Demem o ki Şimdi'nin Gücü, kesinlikle OKUNMASI GEREKEN bir kitap. Hatta hemen şimdi, hiç ama hiç vakit kaybetmeden okuyun derim. Hatta hatta hazır yeni yıl yaklaşırken eşe dosta hediye edin ki hep birlikte daha huzurlu (mutluluktan da öte, yazarın da dediği gibi) bir topluma ulaşalım.
Favorim olan birkaç tane cümlesini paylaşmadan önce Şimdi'nin Gücü kitabını (kendimce) kısaca özetlemem gerekirse:
Sakin olmalıyız, hiçbir şey için sinirlenmemeli, üzülmemeli, kırılmamalıyız.

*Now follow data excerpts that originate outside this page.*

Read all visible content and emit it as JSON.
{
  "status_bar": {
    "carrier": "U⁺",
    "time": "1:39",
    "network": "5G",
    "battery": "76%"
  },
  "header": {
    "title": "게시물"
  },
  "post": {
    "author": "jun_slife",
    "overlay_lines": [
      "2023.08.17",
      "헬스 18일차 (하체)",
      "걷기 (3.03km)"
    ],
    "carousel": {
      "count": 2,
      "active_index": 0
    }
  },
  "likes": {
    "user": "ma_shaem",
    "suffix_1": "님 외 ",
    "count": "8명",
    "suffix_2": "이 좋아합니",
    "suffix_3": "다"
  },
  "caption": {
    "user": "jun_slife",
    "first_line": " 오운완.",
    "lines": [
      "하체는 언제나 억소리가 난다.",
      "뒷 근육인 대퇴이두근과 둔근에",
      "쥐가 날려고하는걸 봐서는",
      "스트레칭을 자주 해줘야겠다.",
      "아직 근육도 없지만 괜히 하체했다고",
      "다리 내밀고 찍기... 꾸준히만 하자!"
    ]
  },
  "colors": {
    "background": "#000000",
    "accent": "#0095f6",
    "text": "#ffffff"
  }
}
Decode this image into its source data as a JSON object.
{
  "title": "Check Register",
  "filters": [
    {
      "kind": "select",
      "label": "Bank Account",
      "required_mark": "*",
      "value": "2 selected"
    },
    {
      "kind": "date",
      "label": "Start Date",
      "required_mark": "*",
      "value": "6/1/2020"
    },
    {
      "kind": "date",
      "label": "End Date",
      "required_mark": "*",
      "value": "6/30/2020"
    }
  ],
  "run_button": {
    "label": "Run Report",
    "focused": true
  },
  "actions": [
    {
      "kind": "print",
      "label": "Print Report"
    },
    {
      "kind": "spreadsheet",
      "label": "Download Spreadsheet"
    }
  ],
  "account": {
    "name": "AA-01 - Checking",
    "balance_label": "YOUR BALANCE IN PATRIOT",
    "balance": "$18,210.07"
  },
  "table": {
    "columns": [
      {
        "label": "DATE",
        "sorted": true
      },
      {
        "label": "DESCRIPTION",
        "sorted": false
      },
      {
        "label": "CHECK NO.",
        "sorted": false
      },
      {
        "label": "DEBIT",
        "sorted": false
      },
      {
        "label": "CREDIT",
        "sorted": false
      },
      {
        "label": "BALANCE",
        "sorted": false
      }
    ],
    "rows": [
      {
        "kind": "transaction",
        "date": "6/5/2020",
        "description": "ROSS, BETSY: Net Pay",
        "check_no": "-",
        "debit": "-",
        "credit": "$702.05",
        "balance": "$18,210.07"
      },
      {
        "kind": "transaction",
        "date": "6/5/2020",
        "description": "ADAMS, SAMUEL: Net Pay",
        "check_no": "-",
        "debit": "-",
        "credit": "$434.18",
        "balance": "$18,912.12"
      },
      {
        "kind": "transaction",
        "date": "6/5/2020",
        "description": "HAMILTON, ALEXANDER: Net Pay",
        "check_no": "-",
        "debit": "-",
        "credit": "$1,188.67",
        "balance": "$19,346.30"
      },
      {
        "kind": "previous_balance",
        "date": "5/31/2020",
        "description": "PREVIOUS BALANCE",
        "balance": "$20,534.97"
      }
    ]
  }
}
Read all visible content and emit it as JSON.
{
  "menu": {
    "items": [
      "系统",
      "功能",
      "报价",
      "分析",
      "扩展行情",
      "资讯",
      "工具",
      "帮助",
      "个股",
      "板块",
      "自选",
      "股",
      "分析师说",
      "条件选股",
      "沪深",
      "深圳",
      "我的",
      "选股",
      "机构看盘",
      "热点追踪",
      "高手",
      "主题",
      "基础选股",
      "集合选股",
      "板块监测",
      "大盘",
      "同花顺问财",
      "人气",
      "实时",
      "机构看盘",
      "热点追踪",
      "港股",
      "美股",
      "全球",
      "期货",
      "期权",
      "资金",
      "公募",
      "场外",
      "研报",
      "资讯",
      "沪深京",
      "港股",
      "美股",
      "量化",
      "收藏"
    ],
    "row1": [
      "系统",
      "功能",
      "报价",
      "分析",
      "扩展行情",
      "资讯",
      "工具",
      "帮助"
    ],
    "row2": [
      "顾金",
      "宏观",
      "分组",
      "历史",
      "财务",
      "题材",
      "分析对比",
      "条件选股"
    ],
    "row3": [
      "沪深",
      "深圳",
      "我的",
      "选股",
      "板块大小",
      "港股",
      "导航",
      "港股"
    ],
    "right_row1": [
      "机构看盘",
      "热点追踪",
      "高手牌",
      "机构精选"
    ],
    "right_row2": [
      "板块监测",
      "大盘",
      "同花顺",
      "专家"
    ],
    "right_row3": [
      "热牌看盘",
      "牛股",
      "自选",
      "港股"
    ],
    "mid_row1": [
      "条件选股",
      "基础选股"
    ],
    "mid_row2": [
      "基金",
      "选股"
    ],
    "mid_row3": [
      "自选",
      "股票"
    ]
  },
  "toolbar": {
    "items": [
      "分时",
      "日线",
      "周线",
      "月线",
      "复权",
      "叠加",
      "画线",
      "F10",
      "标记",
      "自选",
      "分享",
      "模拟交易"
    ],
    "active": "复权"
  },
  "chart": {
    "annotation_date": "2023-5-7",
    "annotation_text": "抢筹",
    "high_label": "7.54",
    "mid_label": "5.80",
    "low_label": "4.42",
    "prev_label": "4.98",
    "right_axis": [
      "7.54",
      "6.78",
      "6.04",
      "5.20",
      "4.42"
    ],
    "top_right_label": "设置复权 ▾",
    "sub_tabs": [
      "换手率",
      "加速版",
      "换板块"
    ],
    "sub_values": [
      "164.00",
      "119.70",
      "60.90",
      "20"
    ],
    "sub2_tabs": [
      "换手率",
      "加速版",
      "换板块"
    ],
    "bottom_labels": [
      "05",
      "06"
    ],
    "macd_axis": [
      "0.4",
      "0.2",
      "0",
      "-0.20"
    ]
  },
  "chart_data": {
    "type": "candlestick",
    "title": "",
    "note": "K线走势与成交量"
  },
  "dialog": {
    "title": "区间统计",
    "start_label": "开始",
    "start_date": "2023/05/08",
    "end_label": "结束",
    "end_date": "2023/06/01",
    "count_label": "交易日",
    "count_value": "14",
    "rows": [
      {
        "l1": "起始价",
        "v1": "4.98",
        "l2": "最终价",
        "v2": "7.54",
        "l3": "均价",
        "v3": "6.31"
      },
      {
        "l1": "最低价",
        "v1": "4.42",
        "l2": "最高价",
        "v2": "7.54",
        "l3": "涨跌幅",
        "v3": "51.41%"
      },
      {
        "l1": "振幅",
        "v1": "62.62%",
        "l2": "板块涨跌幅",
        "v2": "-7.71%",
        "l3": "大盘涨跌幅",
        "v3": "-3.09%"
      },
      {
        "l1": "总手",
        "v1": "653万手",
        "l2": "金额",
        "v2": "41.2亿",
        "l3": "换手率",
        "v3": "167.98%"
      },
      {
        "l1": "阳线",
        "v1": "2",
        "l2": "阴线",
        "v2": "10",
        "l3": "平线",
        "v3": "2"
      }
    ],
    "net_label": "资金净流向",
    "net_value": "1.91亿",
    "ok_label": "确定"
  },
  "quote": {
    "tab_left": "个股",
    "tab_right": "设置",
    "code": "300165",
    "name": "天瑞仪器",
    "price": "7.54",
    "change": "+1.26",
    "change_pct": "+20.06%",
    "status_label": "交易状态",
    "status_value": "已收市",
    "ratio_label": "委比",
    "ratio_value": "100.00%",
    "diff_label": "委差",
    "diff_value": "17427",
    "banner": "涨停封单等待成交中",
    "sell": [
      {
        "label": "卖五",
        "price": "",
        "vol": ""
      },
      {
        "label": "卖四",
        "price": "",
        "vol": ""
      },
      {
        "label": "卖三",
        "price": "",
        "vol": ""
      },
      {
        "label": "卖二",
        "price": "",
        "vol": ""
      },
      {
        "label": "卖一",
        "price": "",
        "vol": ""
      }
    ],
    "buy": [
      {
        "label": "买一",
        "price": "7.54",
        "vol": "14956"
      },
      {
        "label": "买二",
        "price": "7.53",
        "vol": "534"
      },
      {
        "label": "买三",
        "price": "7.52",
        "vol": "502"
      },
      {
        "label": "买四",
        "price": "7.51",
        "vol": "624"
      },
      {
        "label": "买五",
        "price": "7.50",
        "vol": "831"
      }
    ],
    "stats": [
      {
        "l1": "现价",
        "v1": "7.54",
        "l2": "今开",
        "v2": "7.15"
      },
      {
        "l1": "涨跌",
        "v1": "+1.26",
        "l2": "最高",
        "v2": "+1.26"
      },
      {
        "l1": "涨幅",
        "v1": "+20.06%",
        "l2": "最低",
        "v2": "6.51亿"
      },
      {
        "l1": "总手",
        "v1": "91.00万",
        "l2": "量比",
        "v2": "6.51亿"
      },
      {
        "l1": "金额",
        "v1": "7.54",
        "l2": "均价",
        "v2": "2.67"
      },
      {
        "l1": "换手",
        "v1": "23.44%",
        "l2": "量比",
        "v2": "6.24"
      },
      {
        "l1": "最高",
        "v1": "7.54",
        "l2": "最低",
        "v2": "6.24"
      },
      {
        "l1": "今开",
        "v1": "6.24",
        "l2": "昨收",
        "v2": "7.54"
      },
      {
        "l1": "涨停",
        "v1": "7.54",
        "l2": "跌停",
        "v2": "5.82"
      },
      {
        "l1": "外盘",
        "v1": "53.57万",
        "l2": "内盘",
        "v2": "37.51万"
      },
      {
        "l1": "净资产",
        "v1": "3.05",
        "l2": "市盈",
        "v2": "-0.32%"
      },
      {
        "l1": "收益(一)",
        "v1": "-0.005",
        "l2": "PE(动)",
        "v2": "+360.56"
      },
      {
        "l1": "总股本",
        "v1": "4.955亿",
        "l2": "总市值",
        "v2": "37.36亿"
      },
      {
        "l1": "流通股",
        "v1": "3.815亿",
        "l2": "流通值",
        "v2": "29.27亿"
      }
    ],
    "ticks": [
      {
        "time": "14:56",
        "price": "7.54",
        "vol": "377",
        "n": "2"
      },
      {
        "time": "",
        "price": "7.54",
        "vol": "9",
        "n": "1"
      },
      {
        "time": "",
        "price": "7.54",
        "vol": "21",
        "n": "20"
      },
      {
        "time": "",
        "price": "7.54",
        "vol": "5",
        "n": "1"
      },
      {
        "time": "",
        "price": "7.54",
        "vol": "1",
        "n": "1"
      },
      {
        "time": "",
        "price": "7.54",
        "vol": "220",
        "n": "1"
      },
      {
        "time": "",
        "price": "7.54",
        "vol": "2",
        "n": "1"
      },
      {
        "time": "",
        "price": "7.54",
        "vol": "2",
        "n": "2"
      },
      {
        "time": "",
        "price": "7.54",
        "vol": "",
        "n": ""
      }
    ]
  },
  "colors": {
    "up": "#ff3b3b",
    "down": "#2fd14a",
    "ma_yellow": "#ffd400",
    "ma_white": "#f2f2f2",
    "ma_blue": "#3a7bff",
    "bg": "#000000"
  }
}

Her şeyi ve herkesi olduğu gibi kabul etmeli, şu anda yaşamalıyız. Ne geçmişi tekrar tekrar düşünüp kendimizi yemeli, ne de geleceği düşünüp durup şimdiden, daha hiçbir şey olmadan kendimizi karamsarlığa sürüklememeliyiz. Her şeyi, her anı o an içinde, şimdi yaşamalı, o an dahilinde bir çözüm bulmalı, öncesi ve/veya sonrası için kafa yormamalıyız. Her şeyi olduğu gibi kabullenirsek her şeyin, olması gerektiği gibi kendiliğinden gelişeceğine, ortaya çıkacağına olan inancımızı korumalıyız.. Sadece şimdi, şu an, hemen, şimdi, burada, tam burada olmalıyız.....
Meraklısına: Bu post'u yazdıktan 7 yıl sonra (7 rakamının manidarlığı da ayrı güzel..), keyifli bir Haziran akşamüstüsünde (9.7.2020) metne bu eki yapmamı sağlayan podcast'i bırakıyorum. Zira benim için, yazıda dediğim gibi Şimdi'nin Gücü kitabını 'tatlı tesadüflerle hatırlamış' olmamı sağlayan bir yayın oldu kendisi. Yunus Sezener'in o ilham veren enerjisiyle kayda aldığı kitaba dair Mr. Vesile podcast'i vesilesiyle yeniden bir bu kitabı hatırlamak, geri dönüp kendi notlarımı okumak ve keyifle, o günden bu güneki dönüşümüm gözlemlemek inanılmaz iyi geldi. O yüzden de size de bir anlamda vesile olması dileğimle not düşmeden geçmeyim dedim.